As the two stood together at Housing & Dining Programs’ annual Student Staff Awards Banquet, Hanson announced that Bloom himself was receiving recognition: the university’s Customer Service Award.

“It totally caught me off guard,” Bloom said. “It was an honor”

However shocked, Bloom joins the more than 20 Campus Life staff members from the past five years who have received university-wide recognition for their efforts toward improving the university and its services.

Loyalty Matters

Through the University Staff Awards program, the university highlights individuals not only for their exemplary work but also for their time dedicated to AU. A number of OCL staff members are celebrating five, 10, and 15 years at AU, including: Matt Bruno, Rob Hradsky, Rosie McSweeney, Cathy McDonald, Chris Moody, Chemayn Gray, and Linda Mass.

Standing out, International Student & Scholar Services director Senem Bakar joined an elite club with 20 years as a full-time staff member.

“AU is my home. AU offered me my first job in the United States,” she said of emigrating to the U.S. from Turkey. “I don’t how I can express my appreciation for what this institution has given me. This really comes from the bottom of my heart.”
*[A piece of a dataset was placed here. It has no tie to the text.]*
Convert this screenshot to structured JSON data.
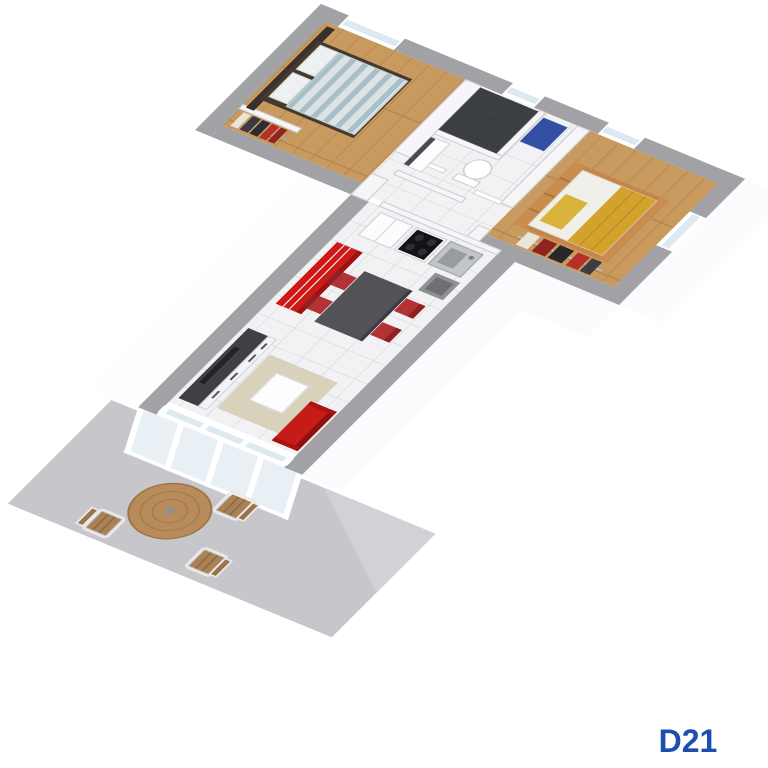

To be fair, Bakar has actually spent 22 years at AU, with the extra two years spent as a part-time employee in international admissions. In her two-decade tenure, Senem earned a graduate certificate, and her husband has received two AU degrees. Her son will start classes on campus as a freshman this fall.
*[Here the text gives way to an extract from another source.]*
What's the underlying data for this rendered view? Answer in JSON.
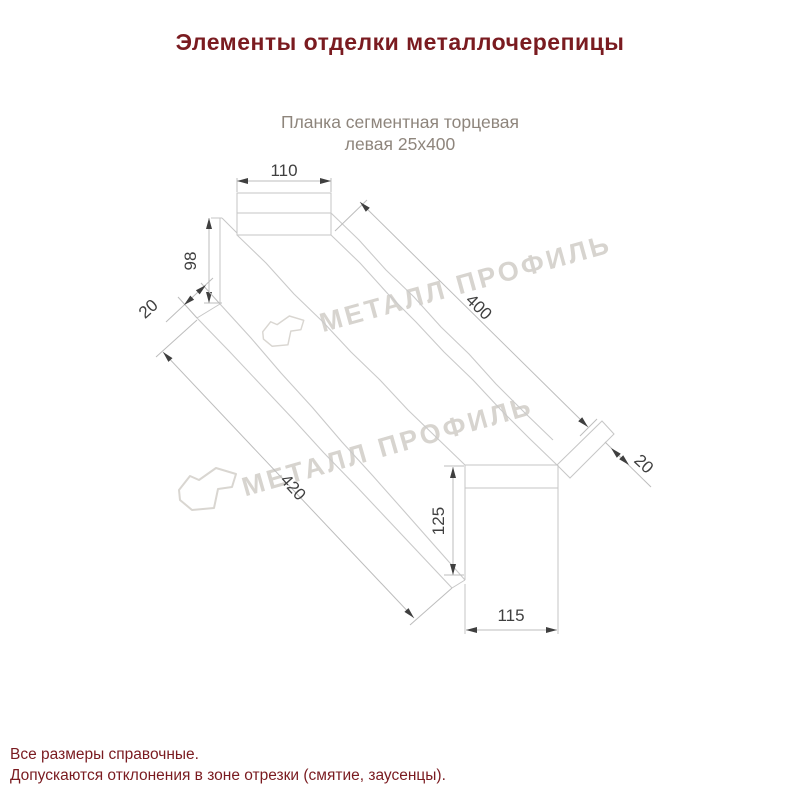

Cutting Edge & Cutting Cake

Bakar and Bloom were in good company. The Academic Support & Access Center’s Kamran Rasul received the university’s Diversity & Inclusion Award for his contributions toward securing a new, more accessible text-scanning device, which has already helped students of all abilities. Hanson also caught Rasul off guard by announcing the prize at a department meeting.

“I was really surprised, to be honest,” the assistant technology specialist said. “Without the support of Campus Life and the library, I wouldn’t have been able to pursue that venture.”

The textbook scanner—housed in the library’s lower level—scans pages from above, making it more accessible for students with limited mobility. It’s part of AU’s move toward universal design. “The timing was just perfect,” Rasul explained. “The university will be very happy with this as a piece of technology that can benefit all.”

Bloom credits AU’s cutting-edge approach to services like Rasul’s technology project as part of what makes AU a great place to work. “It’s that innovative culture that’s kept me engaged and knowing that this is the right place for me,” he said.

On the same token, Bakar—who originally worked as an economist with the Turkish government—has seen herself grow while at AU. “I’ve learned so much about the work ethic that American offices have and the professionalism,” she said. “Most importantly, I learned to come out of my shell, interact with diversity, learn from others constantly, and grow as a professional.”

Plus, there’s the added—perhaps central—benefit of working with passionate students, or wonks “At the end of the day,” Bakar said, “feeling like I may have contributed to something that is meaningful in the world is very fulfilling.”

Work, Where the Heart Is


While both a bit nervous at first about their respective surprise announcements, Bloom and Rasul see their awards as confirmations of what they already knew—that AU is an incredibly supportive community.

The two split a combined 15 years of experience on campus between them. In his eight years at AU, Bloom completed his undergraduate degree and just this May graduated with an MBA.

“AU’s been really supportive,” Rasul said, thinking of his recent technology project and award. “This is an example of that, giving me the freedom and trust to do what I need to do and believing that I will come out with the best solution. I’ve really appreciated that.”

In the end, though, Bloom believes the real honor goes to AU and Housing & Dining Programs, specifically. For all that they’ve done for him, surprises or not, he’s had to return the favor.

“The department’s been dedicated to me, too. There’s been a lot of opportunity for me to develop professionally and take on opportunities,” he explained. “They’ve been good to me. So, I’ve got to be good back.”